Architecture Constraints: The dropout-deformed MFT for CNNs/ResNets is discussed but lacks extensive experiments. ViT attention in the large-width limit needs more granular treatment.
Initialization Theory: Conclusions are at initialization time; the feedback from representation learning during training on the schedule is not captured.
Mask Correlation: If masks are shared within a batch, the \(c=1\) fixed point is restored, weakening regularization and requiring new analysis.

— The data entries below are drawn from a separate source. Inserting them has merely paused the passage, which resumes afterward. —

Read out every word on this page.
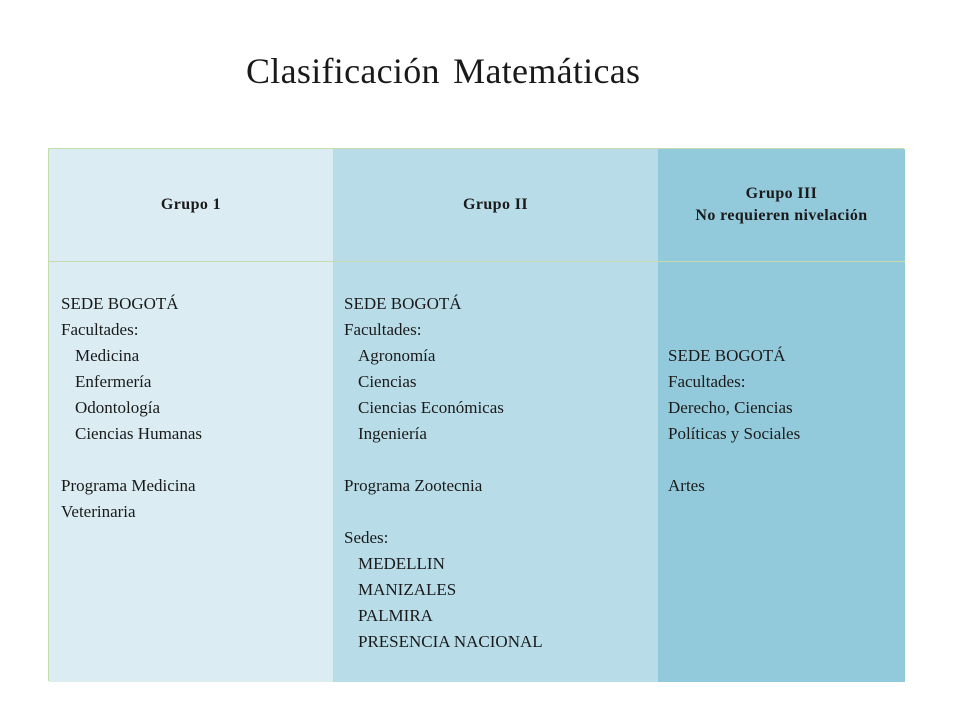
Clasificación Matemáticas
Grupo 1	Grupo II
Grupo III
No requieren nivelación
SEDE BOGOTÁ
Facultades:
Medicina
Enfermería
Odontología
Ciencias Humanas
Programa Medicina
Veterinaria
SEDE BOGOTÁ
Facultades:
Agronomía
Ciencias
Ciencias Económicas
Ingeniería
Programa Zootecnia
Sedes:
MEDELLIN
MANIZALES
PALMIRA
PRESENCIA NACIONAL
SEDE BOGOTÁ
Facultades:
Derecho, Ciencias
Políticas y Sociales
Artes
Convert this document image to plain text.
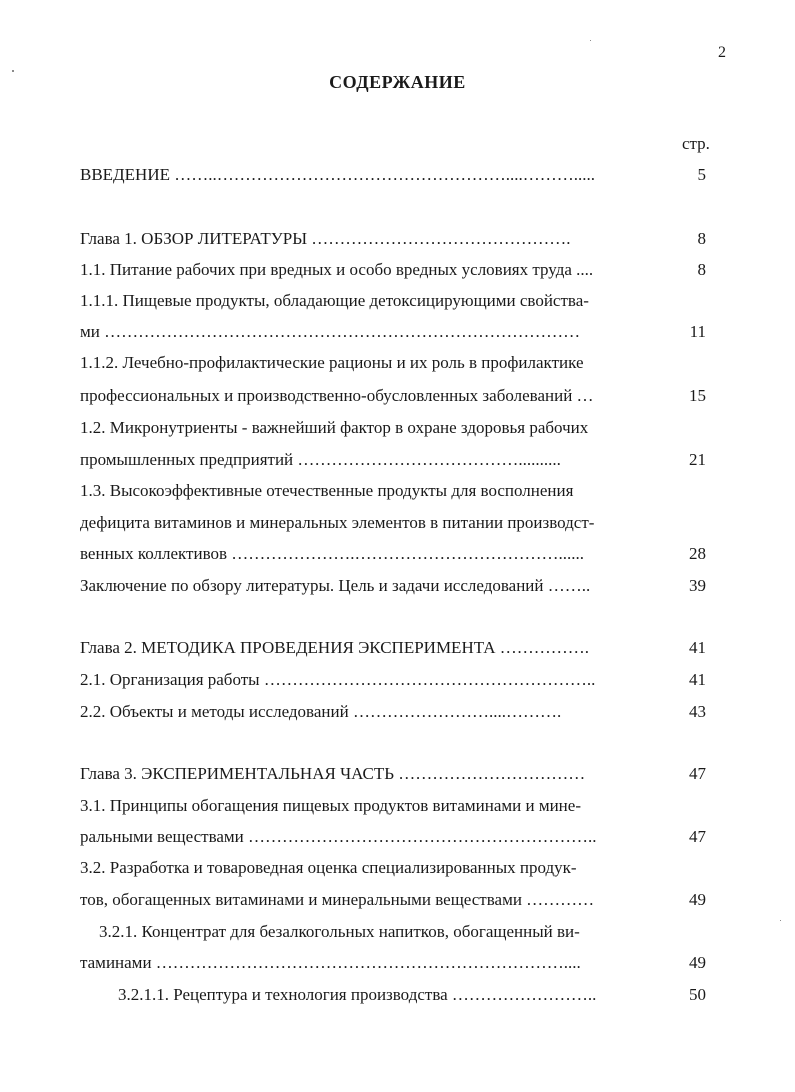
2
СОДЕРЖАНИЕ
стр.
ВВЕДЕНИЕ ……..……………………………………………....……….....	5
Глава 1. ОБЗОР ЛИТЕРАТУРЫ ……………………………………….	8
1.1. Питание рабочих при вредных и особо вредных условиях труда ....	8
1.1.1. Пищевые продукты, обладающие детоксицирующими свойства-
ми …………………………………………………………………………	11
1.1.2. Лечебно-профилактические рационы и их роль в профилактике
профессиональных и производственно-обусловленных заболеваний …	15
1.2. Микронутриенты - важнейший фактор в охране здоровья рабочих
промышленных предприятий …………………………………..........	21
1.3. Высокоэффективные отечественные продукты для восполнения
дефицита витаминов и минеральных элементов в питании производст-
венных коллективов ………………….………………………………......	28
Заключение по обзору литературы. Цель и задачи исследований ……..	39
Глава 2. МЕТОДИКА ПРОВЕДЕНИЯ ЭКСПЕРИМЕНТА …………….	41
2.1. Организация работы …………………………………………………..	41
2.2. Объекты и методы исследований ……………………....……….	43
Глава 3. ЭКСПЕРИМЕНТАЛЬНАЯ ЧАСТЬ ……………………………	47
3.1. Принципы обогащения пищевых продуктов витаминами и мине-
ральными веществами ……………………………………………………..	47
3.2. Разработка и товароведная оценка специализированных продук-
тов, обогащенных витаминами и минеральными веществами …………	49
3.2.1. Концентрат для безалкогольных напитков, обогащенный ви-
таминами ………………………………………………………………....	49
3.2.1.1. Рецептура и технология производства ……………………..	50
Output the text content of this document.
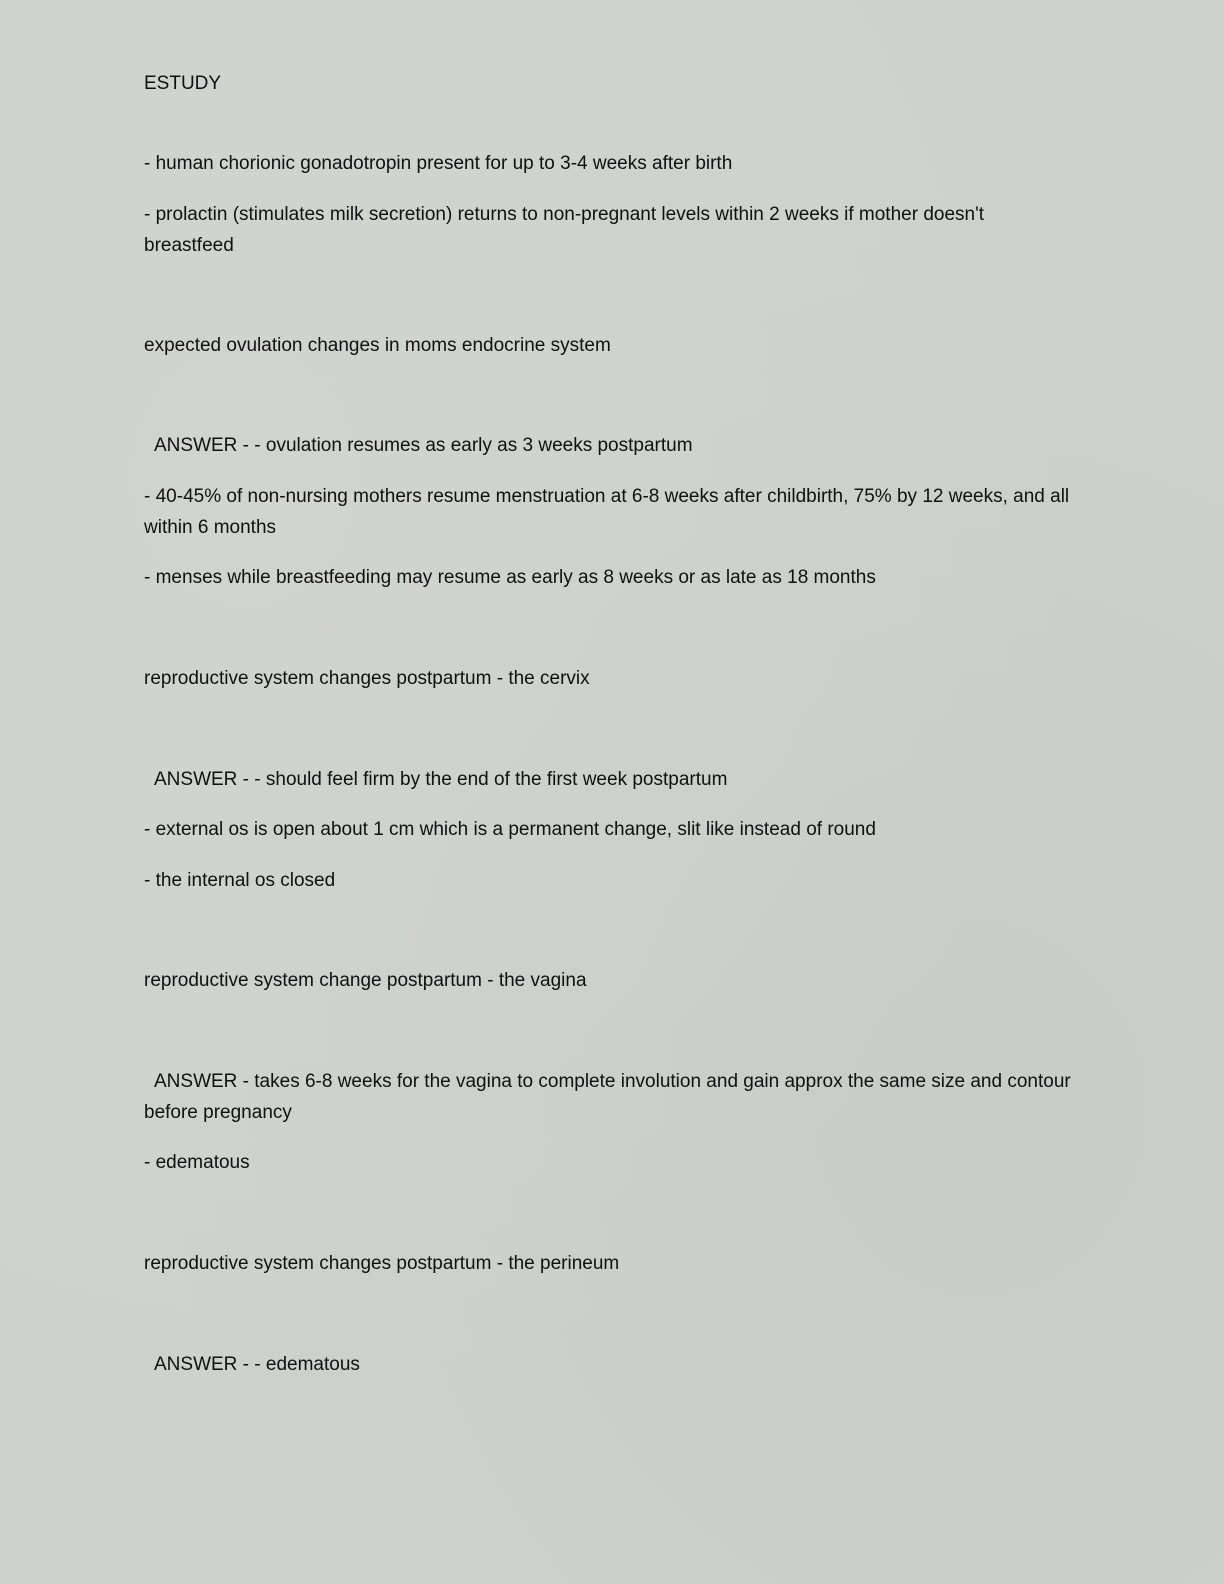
ESTUDY
- human chorionic gonadotropin present for up to 3-4 weeks after birth
- prolactin (stimulates milk secretion) returns to non-pregnant levels within 2 weeks if mother doesn't breastfeed
expected ovulation changes in moms endocrine system
ANSWER - - ovulation resumes as early as 3 weeks postpartum
- 40-45% of non-nursing mothers resume menstruation at 6-8 weeks after childbirth, 75% by 12 weeks, and all within 6 months
- menses while breastfeeding may resume as early as 8 weeks or as late as 18 months
reproductive system changes postpartum - the cervix
ANSWER - - should feel firm by the end of the first week postpartum
- external os is open about 1 cm which is a permanent change, slit like instead of round
- the internal os closed
reproductive system change postpartum - the vagina
ANSWER - takes 6-8 weeks for the vagina to complete involution and gain approx the same size and contour before pregnancy
- edematous
reproductive system changes postpartum - the perineum
ANSWER - - edematous
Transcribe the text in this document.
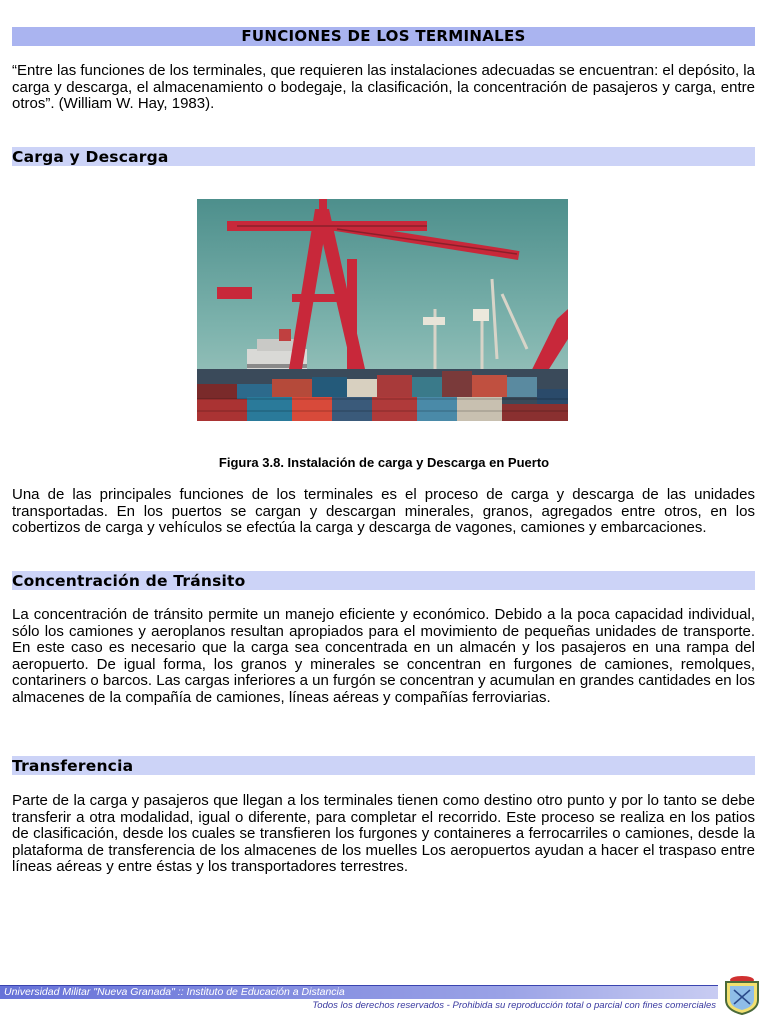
FUNCIONES DE LOS TERMINALES
“Entre las funciones de los terminales, que requieren las instalaciones adecuadas se encuentran: el depósito, la carga y descarga, el almacenamiento o bodegaje, la clasificación, la concentración de pasajeros y carga, entre otros”. (William W. Hay, 1983).
Carga y Descarga
Figura 3.8. Instalación de carga y Descarga en Puerto
Una de las principales funciones de los terminales es el proceso de carga y descarga de las unidades transportadas. En los puertos se cargan y descargan minerales, granos, agregados entre otros, en los cobertizos de carga y vehículos se efectúa la carga y descarga de vagones, camiones y embarcaciones.
Concentración de Tránsito
La concentración de tránsito permite un manejo eficiente y económico. Debido a la poca capacidad individual, sólo los camiones y aeroplanos resultan apropiados para el movimiento de pequeñas unidades de transporte. En este caso es necesario que la carga sea concentrada en un almacén y los pasajeros en una rampa del aeropuerto. De igual forma, los granos y minerales se concentran en furgones de camiones, remolques, contariners o barcos. Las cargas inferiores a un furgón se concentran y acumulan en grandes cantidades en los almacenes de la compañía de camiones, líneas aéreas y compañías ferroviarias.
Transferencia
Parte de la carga y pasajeros que llegan a los terminales tienen como destino otro punto y por lo tanto se debe transferir a otra modalidad, igual o diferente, para completar el recorrido. Este proceso se realiza en los patios de clasificación, desde los cuales se transfieren los furgones y containeres a ferrocarriles o camiones, desde la plataforma de transferencia de los almacenes de los muelles Los aeropuertos ayudan a hacer el traspaso entre líneas aéreas y entre éstas y los transportadores terrestres.
Universidad Militar "Nueva Granada" :: Instituto de Educación a Distancia
Todos los derechos reservados - Prohibida su reproducción total o parcial con fines comerciales
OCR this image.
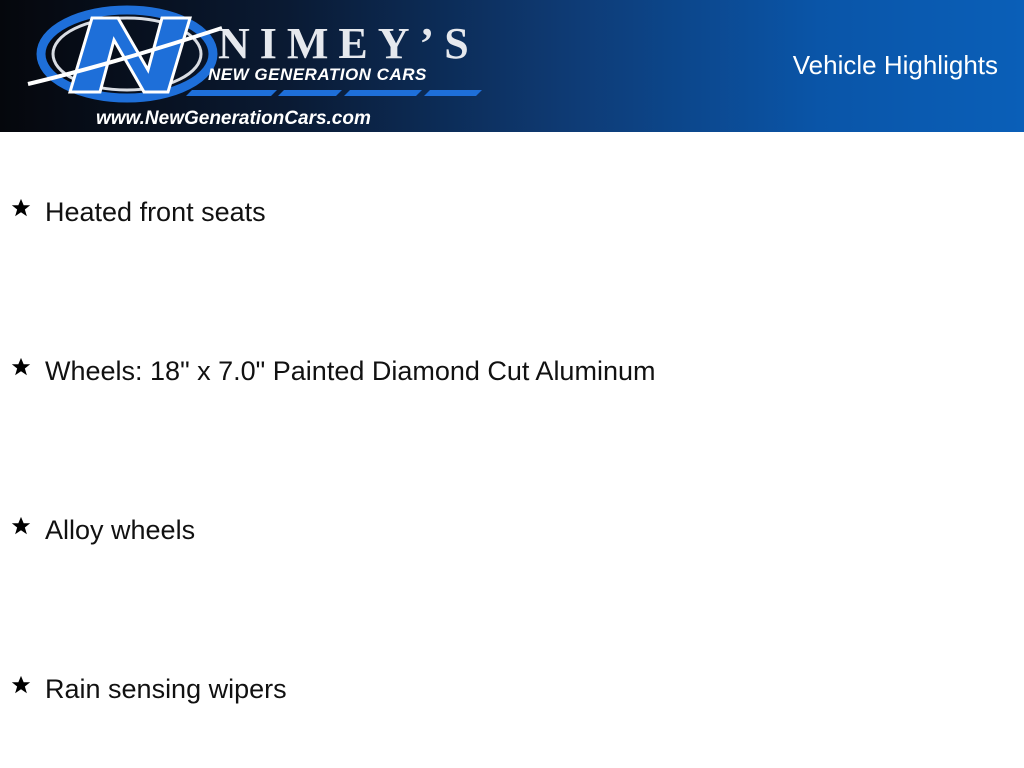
NIMEY’S
NEW GENERATION CARS
www.NewGenerationCars.com
Vehicle Highlights
Heated front seats
Wheels: 18" x 7.0" Painted Diamond Cut Aluminum
Alloy wheels
Rain sensing wipers
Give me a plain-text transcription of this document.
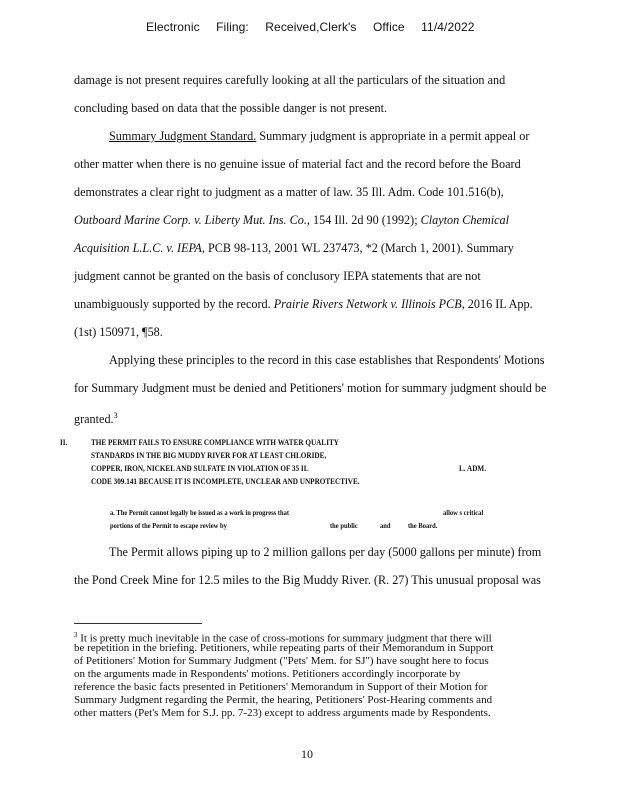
Electronic Filing: Received,Clerk's Office 11/4/2022
damage is not present requires carefully looking at all the particulars of the situation and
concluding based on data that the possible danger is not present.
Summary Judgment Standard. Summary judgment is appropriate in a permit appeal or
other matter when there is no genuine issue of material fact and the record before the Board
demonstrates a clear right to judgment as a matter of law. 35 Ill. Adm. Code 101.516(b),
Outboard Marine Corp. v. Liberty Mut. Ins. Co., 154 Ill. 2d 90 (1992); Clayton Chemical
Acquisition L.L.C. v. IEPA, PCB 98-113, 2001 WL 237473, *2 (March 1, 2001). Summary
judgment cannot be granted on the basis of conclusory IEPA statements that are not
unambiguously supported by the record. Prairie Rivers Network v. Illinois PCB, 2016 IL App.
(1st) 150971, ¶58.
Applying these principles to the record in this case establishes that Respondents' Motions
for Summary Judgment must be denied and Petitioners' motion for summary judgment should be
granted.$^3$
II.	THE PERMIT FAILS TO ENSURE COMPLIANCE WITH WATER QUALITY
STANDARDS IN THE BIG MUDDY RIVER FOR AT LEAST CHLORIDE,
COPPER, IRON, NICKEL AND SULFATE IN VIOLATION OF 35 IL	L. ADM.
CODE 309.141 BECAUSE IT IS INCOMPLETE, UNCLEAR AND UNPROTECTIVE.
a. The Permit cannot legally be issued as a work in progress that	allow s critical
portions of the Permit to escape review by	the public	and the Board.
The Permit allows piping up to 2 million gallons per day (5000 gallons per minute) from
the Pond Creek Mine for 12.5 miles to the Big Muddy River. (R. 27) This unusual proposal was
$^3$ It is pretty much inevitable in the case of cross-motions for summary judgment that there will
be repetition in the briefing. Petitioners, while repeating parts of their Memorandum in Support
of Petitioners' Motion for Summary Judgment ("Pets' Mem. for SJ") have sought here to focus
on the arguments made in Respondents' motions. Petitioners accordingly incorporate by
reference the basic facts presented in Petitioners' Memorandum in Support of their Motion for
Summary Judgment regarding the Permit, the hearing, Petitioners' Post-Hearing comments and
other matters (Pet's Mem for S.J. pp. 7-23) except to address arguments made by Respondents.
10
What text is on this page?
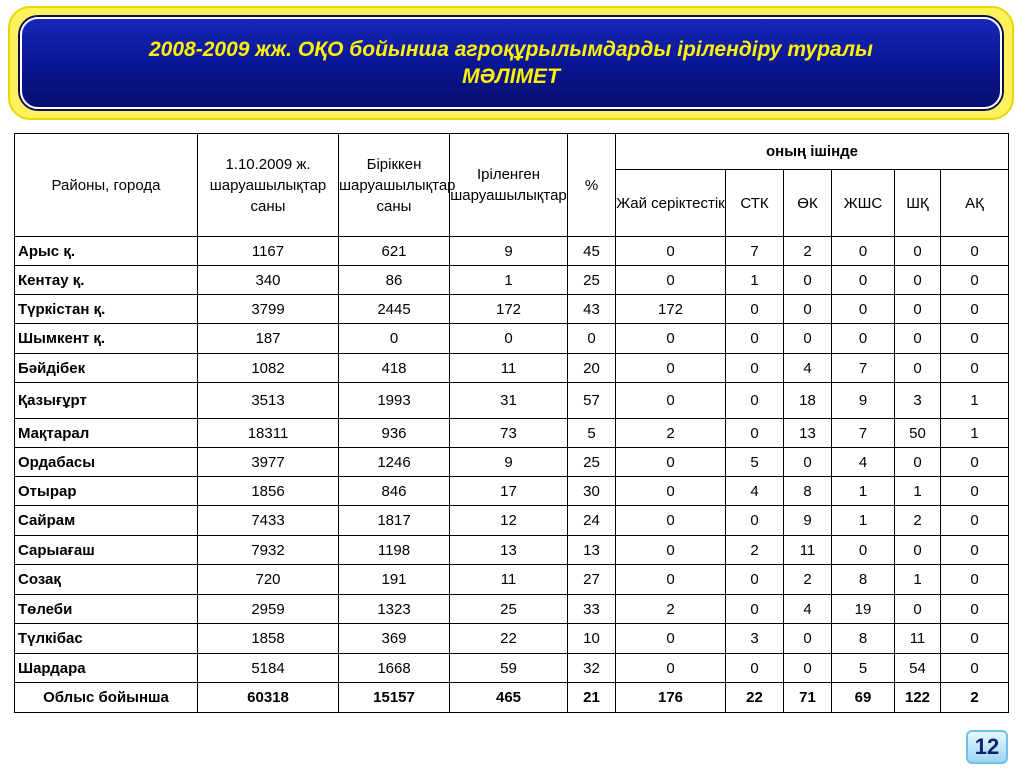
2008-2009 жж. ОҚО бойынша агроқұрылымдарды ірілендіру туралы
МӘЛІМЕТ
Районы, города	1.10.2009 ж. шаруашылықтар саны	Біріккен шаруашылықтар саны	Іріленген шаруашылықтар	%	оның ішінде					
					Жай серіктестік	СТК	ӨК	ЖШС	ШҚ	АҚ
Арыс қ.	1167	621	9	45	0	7	2	0	0	0
Кентау қ.	340	86	1	25	0	1	0	0	0	0
Түркістан қ.	3799	2445	172	43	172	0	0	0	0	0
Шымкент қ.	187	0	0	0	0	0	0	0	0	0
Бәйдібек	1082	418	11	20	0	0	4	7	0	0
Қазығұрт	3513	1993	31	57	0	0	18	9	3	1
Мақтарал	18311	936	73	5	2	0	13	7	50	1
Ордабасы	3977	1246	9	25	0	5	0	4	0	0
Отырар	1856	846	17	30	0	4	8	1	1	0
Сайрам	7433	1817	12	24	0	0	9	1	2	0
Сарыағаш	7932	1198	13	13	0	2	11	0	0	0
Созақ	720	191	11	27	0	0	2	8	1	0
Төлеби	2959	1323	25	33	2	0	4	19	0	0
Түлкібас	1858	369	22	10	0	3	0	8	11	0
Шардара	5184	1668	59	32	0	0	0	5	54	0
Облыс бойынша	60318	15157	465	21	176	22	71	69	122	2
12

vs. Schoenholz et al. (2017): They noted dropout destroys the \(c=1\) fixed point but declared "criticality disappears." This paper proves \(c^*<1\) is still a fixed point, enabling RG/scaling tools—a crucial "half-step forward."
vs. Hayou et al. (2019): Observed behavior differences between smooth/ReLU at the edge-of-chaos; this paper formalizes the critical exponents and universality classes.
vs. LayerDrop / Stochastic Depth: These are temporal or layer-wise schedules; this paper focuses on spatial depth-wise dropout intensity scheduling.

Rating¶

Novelty: ⭐⭐⭐⭐⭐ Fully imports statistical physics universality tools to dropout scheduling; defines distinct smooth/kinked exponents.
Experimental Thoroughness: ⭐⭐⭐⭐ Extensive \(\bar{h}\)-sweeps and ablations on MLP/ViT, though CNN/ResNet experiments are missing.
Writing Quality: ⭐⭐⭐⭐⭐ Clear derivation from Landau equations to scaling collapse and scheduling rules.
Value: ⭐⭐⭐⭐ Practical "zero-overhead" rule; theoretical framework foundational for treating other hyperparameters as "fields."